Stop Using locator() for Everything in Playwright

Q: Should I use data-testid on everything instead?

No. data-testid is better than CSS classes but worse than getByRole because it still requires developer effort to add and maintain. Use getByRole first, getByTestId when semantic locators genuinely can't distinguish the element.

I review test automation code for a living. The single most common pattern I see in Playwright codebases — especially from teams that migrated from Selenium — is page.locator('.btn-submit') everywhere. CSS selectors, data attributes, XPaths, all piped through locator(). The Playwright docs are right there. getByRole, getByText, getByLabel, getByTestId — purpose-built methods that find elements the way a user would. But old habits die hard.

The Selenium Muscle Memory Problem

This isn’t a knowledge problem. Most teams know getByRole exists. It’s a muscle memory problem. If you spent 5+ years writing By.id(), By.cssSelector(), and By.xpath() in Selenium, your brain defaults to the same pattern in Playwright. You reach for locator() with a CSS selector because that’s what “finding an element” means to you.

I’ve seen this play out at three different enterprises in the last year alone. Teams migrate from Selenium to Playwright, run through the getting-started docs, and then immediately start writing:

// The Selenium mindset in Playwright clothes
async login(username: string, password: string) {
  await this.page.locator('#username').fill(username);
  await this.page.locator('#password').fill(password);
  await this.page.locator('.btn-login').click();
}

This works. It passes. But it’s fragile for the same reasons your Selenium selectors were fragile — you’ve coupled your test to implementation details that change with every UI refactor. I covered this broader problem in why text-based selectors outlast CSS classes: when your locator depends on a class name or ID, every frontend commit is a potential test-breaking event.

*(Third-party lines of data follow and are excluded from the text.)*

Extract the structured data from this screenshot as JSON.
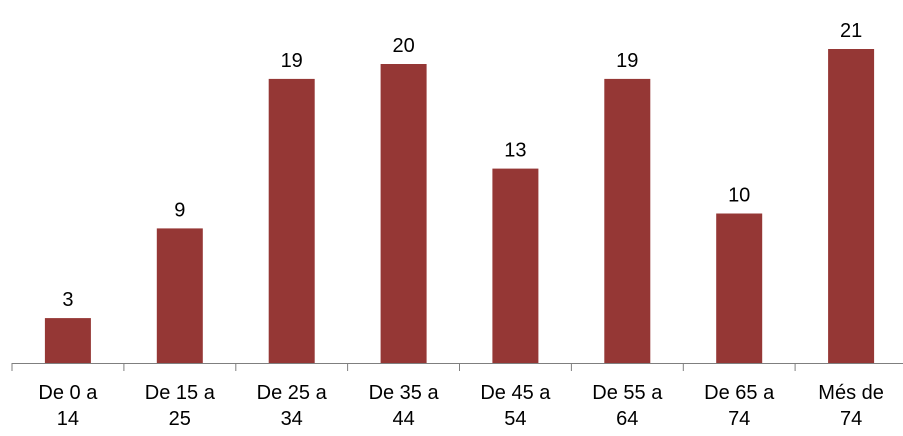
{
  "chart_data": {
    "type": "bar",
    "categories": [
      [
        "De 0 a",
        "14"
      ],
      [
        "De 15 a",
        "25"
      ],
      [
        "De 25 a",
        "34"
      ],
      [
        "De 35 a",
        "44"
      ],
      [
        "De 45 a",
        "54"
      ],
      [
        "De 55 a",
        "64"
      ],
      [
        "De 65 a",
        "74"
      ],
      [
        "Més de",
        "74"
      ]
    ],
    "values": [
      3,
      9,
      19,
      20,
      13,
      19,
      10,
      21
    ],
    "data_labels": [
      "3",
      "9",
      "19",
      "20",
      "13",
      "19",
      "10",
      "21"
    ],
    "ylim": [
      0,
      21
    ],
    "grid": false,
    "legend": "none",
    "bar_color": "#953735",
    "axis_color": "#7f7f7f"
  }
}
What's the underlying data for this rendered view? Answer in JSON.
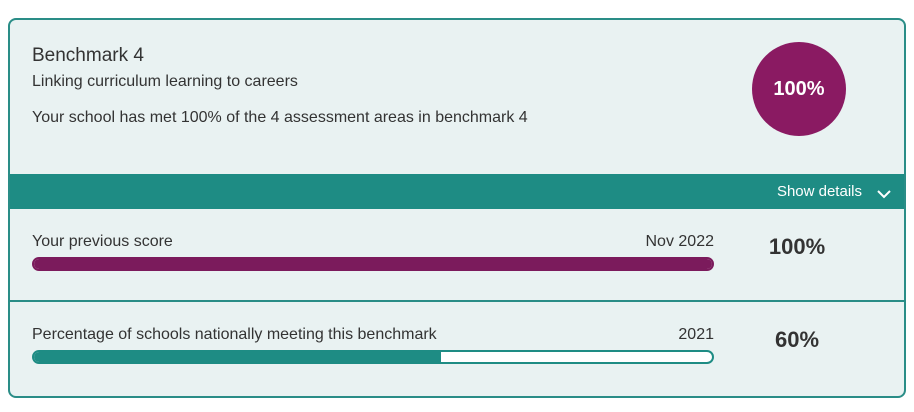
{
  "header": {
    "title": "Benchmark 4",
    "subtitle": "Linking curriculum learning to careers",
    "description": "Your school has met 100% of the 4 assessment areas in benchmark 4",
    "badge": "100%"
  },
  "toggle": "Show details",
  "rows": [
    {
      "label": "Your previous score",
      "date": "Nov 2022",
      "value": 100,
      "value_label": "100%",
      "color": "#7b1b5c"
    },
    {
      "label": "Percentage of schools nationally meeting this benchmark",
      "date": "2021",
      "value": 60,
      "value_label": "60%",
      "color": "#1e8c84"
    }
  ]
}
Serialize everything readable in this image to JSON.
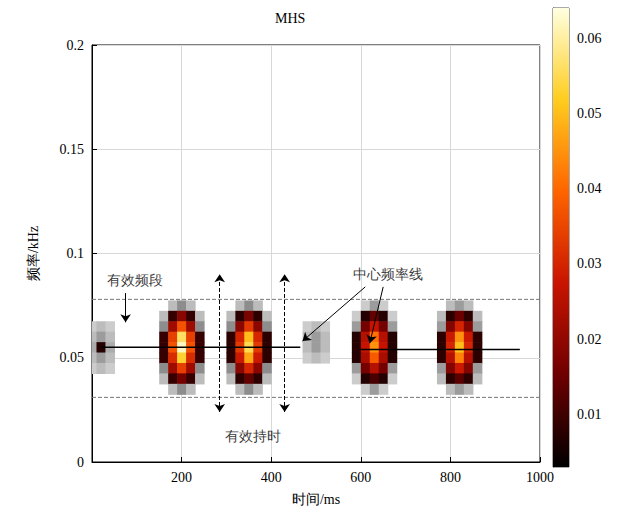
{
  "chart_data": {
    "type": "heatmap",
    "title": "MHS",
    "xlabel": "时间/ms",
    "ylabel": "频率/kHz",
    "xlim": [
      0,
      1000
    ],
    "xticks": [
      200,
      400,
      600,
      800,
      1000
    ],
    "ylim": [
      0,
      0.2
    ],
    "yticks": [
      0,
      0.05,
      0.1,
      0.15,
      0.2
    ],
    "grid": true,
    "cells": [
      {
        "t": [
          0,
          20,
          40
        ],
        "f": [
          0.065,
          0.06,
          0.055,
          0.05,
          0.045
        ],
        "values": [
          [
            0.002,
            0.003,
            0.002
          ],
          [
            0.003,
            0.005,
            0.003
          ],
          [
            0.004,
            0.007,
            0.004
          ],
          [
            0.003,
            0.005,
            0.003
          ],
          [
            0.002,
            0.003,
            0.002
          ]
        ]
      },
      {
        "t": [
          160,
          180,
          200,
          220,
          240
        ],
        "f": [
          0.075,
          0.07,
          0.065,
          0.06,
          0.055,
          0.05,
          0.045,
          0.04,
          0.035
        ],
        "values": [
          [
            0,
            0.003,
            0.006,
            0.003,
            0
          ],
          [
            0.003,
            0.009,
            0.019,
            0.009,
            0.003
          ],
          [
            0.006,
            0.022,
            0.037,
            0.022,
            0.006
          ],
          [
            0.009,
            0.034,
            0.056,
            0.034,
            0.009
          ],
          [
            0.009,
            0.037,
            0.062,
            0.037,
            0.009
          ],
          [
            0.009,
            0.031,
            0.053,
            0.031,
            0.009
          ],
          [
            0.006,
            0.022,
            0.034,
            0.022,
            0.006
          ],
          [
            0.003,
            0.009,
            0.016,
            0.009,
            0.003
          ],
          [
            0,
            0.003,
            0.006,
            0.003,
            0
          ]
        ]
      },
      {
        "t": [
          310,
          330,
          350,
          370,
          390
        ],
        "f": [
          0.075,
          0.07,
          0.065,
          0.06,
          0.055,
          0.05,
          0.045,
          0.04,
          0.035
        ],
        "values": [
          [
            0,
            0.003,
            0.006,
            0.003,
            0
          ],
          [
            0.003,
            0.008,
            0.017,
            0.008,
            0.003
          ],
          [
            0.006,
            0.019,
            0.033,
            0.019,
            0.006
          ],
          [
            0.008,
            0.03,
            0.05,
            0.03,
            0.008
          ],
          [
            0.008,
            0.033,
            0.055,
            0.033,
            0.008
          ],
          [
            0.008,
            0.028,
            0.047,
            0.028,
            0.008
          ],
          [
            0.006,
            0.019,
            0.03,
            0.019,
            0.006
          ],
          [
            0.003,
            0.008,
            0.014,
            0.008,
            0.003
          ],
          [
            0,
            0.003,
            0.006,
            0.003,
            0
          ]
        ]
      },
      {
        "t": [
          480,
          500,
          520
        ],
        "f": [
          0.065,
          0.06,
          0.055,
          0.05
        ],
        "values": [
          [
            0.002,
            0.003,
            0.002
          ],
          [
            0.003,
            0.005,
            0.003
          ],
          [
            0.003,
            0.005,
            0.003
          ],
          [
            0.002,
            0.003,
            0.002
          ]
        ]
      },
      {
        "t": [
          590,
          610,
          630,
          650,
          670
        ],
        "f": [
          0.075,
          0.07,
          0.065,
          0.06,
          0.055,
          0.05,
          0.045,
          0.04,
          0.035
        ],
        "values": [
          [
            0,
            0.002,
            0.005,
            0.002,
            0
          ],
          [
            0.002,
            0.007,
            0.014,
            0.007,
            0.002
          ],
          [
            0.005,
            0.016,
            0.027,
            0.016,
            0.005
          ],
          [
            0.007,
            0.025,
            0.041,
            0.025,
            0.007
          ],
          [
            0.007,
            0.027,
            0.045,
            0.027,
            0.007
          ],
          [
            0.007,
            0.023,
            0.038,
            0.023,
            0.007
          ],
          [
            0.005,
            0.016,
            0.025,
            0.016,
            0.005
          ],
          [
            0.002,
            0.007,
            0.011,
            0.007,
            0.002
          ],
          [
            0,
            0.002,
            0.005,
            0.002,
            0
          ]
        ]
      },
      {
        "t": [
          780,
          800,
          820,
          840,
          860
        ],
        "f": [
          0.075,
          0.07,
          0.065,
          0.06,
          0.055,
          0.05,
          0.045,
          0.04,
          0.035
        ],
        "values": [
          [
            0,
            0.003,
            0.005,
            0.003,
            0
          ],
          [
            0.003,
            0.008,
            0.015,
            0.008,
            0.003
          ],
          [
            0.005,
            0.018,
            0.03,
            0.018,
            0.005
          ],
          [
            0.008,
            0.028,
            0.045,
            0.028,
            0.008
          ],
          [
            0.008,
            0.03,
            0.05,
            0.03,
            0.008
          ],
          [
            0.008,
            0.025,
            0.043,
            0.025,
            0.008
          ],
          [
            0.005,
            0.018,
            0.028,
            0.018,
            0.005
          ],
          [
            0.003,
            0.008,
            0.013,
            0.008,
            0.003
          ],
          [
            0,
            0.003,
            0.005,
            0.003,
            0
          ]
        ]
      }
    ],
    "colorbar": {
      "range": [
        0.003,
        0.064
      ],
      "ticks": [
        0.01,
        0.02,
        0.03,
        0.04,
        0.05,
        0.06
      ]
    },
    "band_lines": [
      0.078,
      0.031
    ],
    "center_lines": [
      {
        "x": [
          20,
          465
        ],
        "y": 0.055
      },
      {
        "x": [
          600,
          955
        ],
        "y": 0.054
      }
    ],
    "duration_lines": {
      "x": [
        285,
        430
      ],
      "y": [
        0.024,
        0.09
      ]
    },
    "annotations": [
      {
        "text": "有效频段",
        "xy": [
          95,
          0.087
        ],
        "arrows": [
          [
            [
              75,
              0.081
            ],
            [
              75,
              0.067
            ]
          ]
        ]
      },
      {
        "text": "中心频率线",
        "xy": [
          660,
          0.09
        ],
        "arrows": [
          [
            [
              610,
              0.084
            ],
            [
              470,
              0.058
            ]
          ],
          [
            [
              650,
              0.084
            ],
            [
              620,
              0.057
            ]
          ]
        ]
      },
      {
        "text": "有效持时",
        "xy": [
          360,
          0.012
        ]
      }
    ]
  }
}
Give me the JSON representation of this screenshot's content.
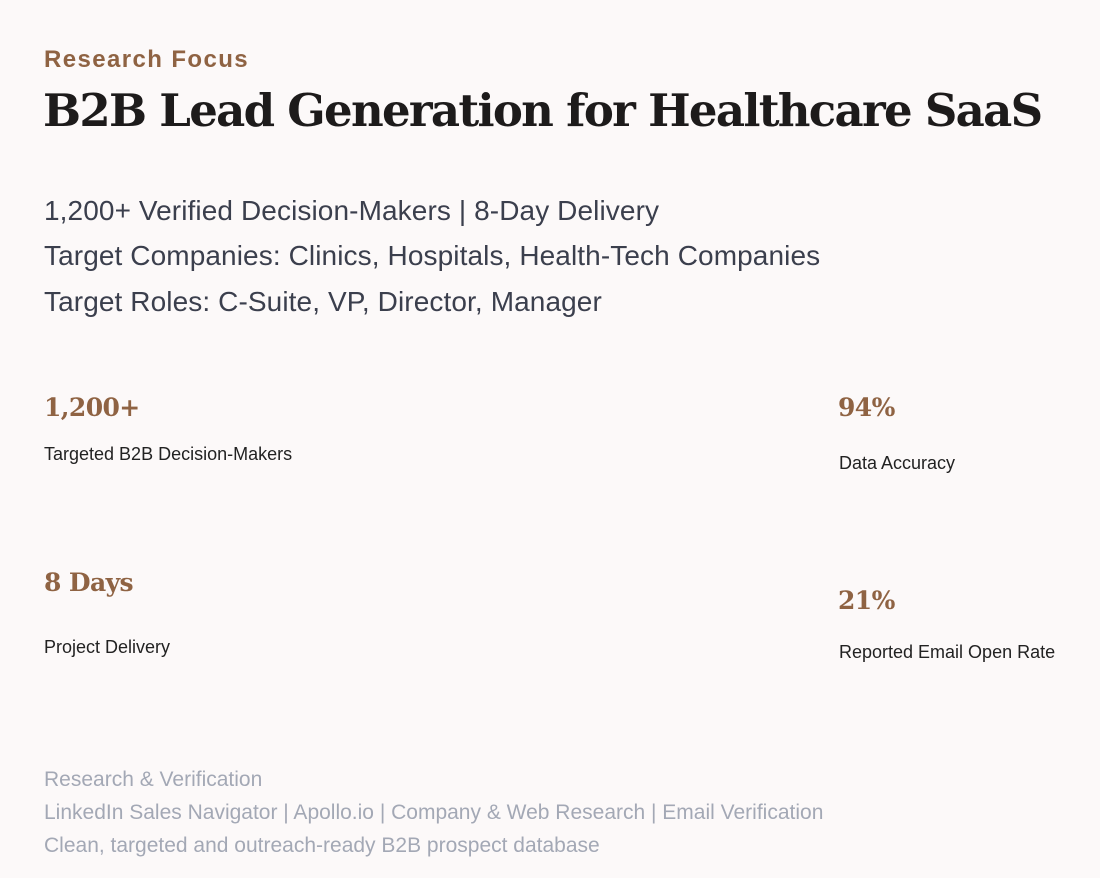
{
  "header": {
    "eyebrow": "Research Focus",
    "title": "B2B Lead Generation for Healthcare SaaS"
  },
  "summary": {
    "line1": "1,200+ Verified Decision-Makers | 8-Day Delivery",
    "line2": "Target Companies: Clinics, Hospitals, Health-Tech Companies",
    "line3": "Target Roles: C-Suite, VP, Director, Manager"
  },
  "stats": [
    {
      "value": "1,200+",
      "label": "Targeted B2B Decision-Makers"
    },
    {
      "value": "94%",
      "label": "Data Accuracy"
    },
    {
      "value": "8 Days",
      "label": "Project Delivery"
    },
    {
      "value": "21%",
      "label": "Reported Email Open Rate"
    }
  ],
  "footer": {
    "heading": "Research & Verification",
    "tools": "LinkedIn Sales Navigator | Apollo.io | Company & Web Research | Email Verification",
    "outcome": "Clean, targeted and outreach-ready B2B prospect database"
  },
  "colors": {
    "accent": "#8f6343",
    "title": "#1d1b1b",
    "body": "#3b3f4d",
    "muted": "#a3a8b5",
    "background": "#fcf9f9"
  }
}
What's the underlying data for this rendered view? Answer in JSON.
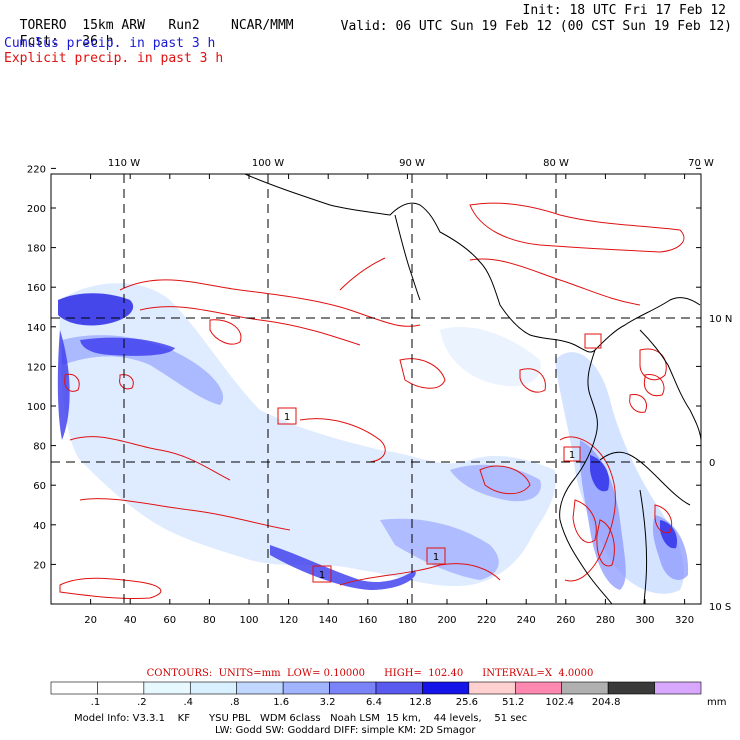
{
  "header": {
    "model": "TORERO",
    "resolution": "15km ARW",
    "run": "Run2",
    "org": "NCAR/MMM",
    "init": "Init: 18 UTC Fri 17 Feb 12",
    "fcst_label": "Fcst:",
    "fcst_value": "36 h",
    "valid": "Valid: 06 UTC Sun 19 Feb 12 (00 CST Sun 19 Feb 12)",
    "field1": "Cumulus precip. in past 3 h",
    "field2": "Explicit precip. in past 3 h",
    "color_field1": "#1a1ad6",
    "color_field2": "#e01010"
  },
  "axes": {
    "top_lon_labels": [
      "110 W",
      "100 W",
      "90 W",
      "80 W",
      "70 W"
    ],
    "right_lat_labels": [
      "10 N",
      "0",
      "10 S"
    ],
    "left_y_ticks": [
      220,
      200,
      180,
      160,
      140,
      120,
      100,
      80,
      60,
      40,
      20
    ],
    "bottom_x_ticks": [
      20,
      40,
      60,
      80,
      100,
      120,
      140,
      160,
      180,
      200,
      220,
      240,
      260,
      280,
      300,
      320
    ]
  },
  "box_labels": [
    "1",
    "1",
    "1",
    "1"
  ],
  "contours_line": "CONTOURS:  UNITS=mm  LOW= 0.10000      HIGH=  102.40      INTERVAL=X  4.0000",
  "colorbar": {
    "labels": [
      ".1",
      ".2",
      ".4",
      ".8",
      "1.6",
      "3.2",
      "6.4",
      "12.8",
      "25.6",
      "51.2",
      "102.4",
      "204.8"
    ],
    "unit": "mm",
    "colors": [
      "#ffffff",
      "#ffffff",
      "#e8f8ff",
      "#d8f0ff",
      "#c0d8ff",
      "#a0b4ff",
      "#7a84f8",
      "#5a5af0",
      "#1414e8",
      "#ffd0d0",
      "#ff88b0",
      "#b0b0b0",
      "#3a3a3a",
      "#d8a8ff"
    ]
  },
  "model_info": {
    "line1": "Model Info: V3.3.1    KF      YSU PBL   WDM 6class   Noah LSM  15 km,    44 levels,    51 sec",
    "line2": "LW: Godd SW: Goddard DIFF: simple KM: 2D Smagor"
  }
}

What the same code looks like with semantic locators

// How Playwright wants you to find elements
async login(username: string, password: string) {
  await this.page.getByLabel('Username').fill(username);
  await this.page.getByLabel('Password').fill(password);
  await this.page.getByRole('button', { name: 'Log in' }).click();
}

No CSS selectors. No IDs. No fragile coupling. These locators survive a complete redesign as long as the labels and button text stay the same — and if those change, your test should break, because that’s a user-facing change worth verifying.

Why getByRole Is More Than Syntactic Sugar

The getByRole method isn’t just a prettier way to find elements. It queries the accessibility tree, not the DOM. That distinction matters more than most teams realize.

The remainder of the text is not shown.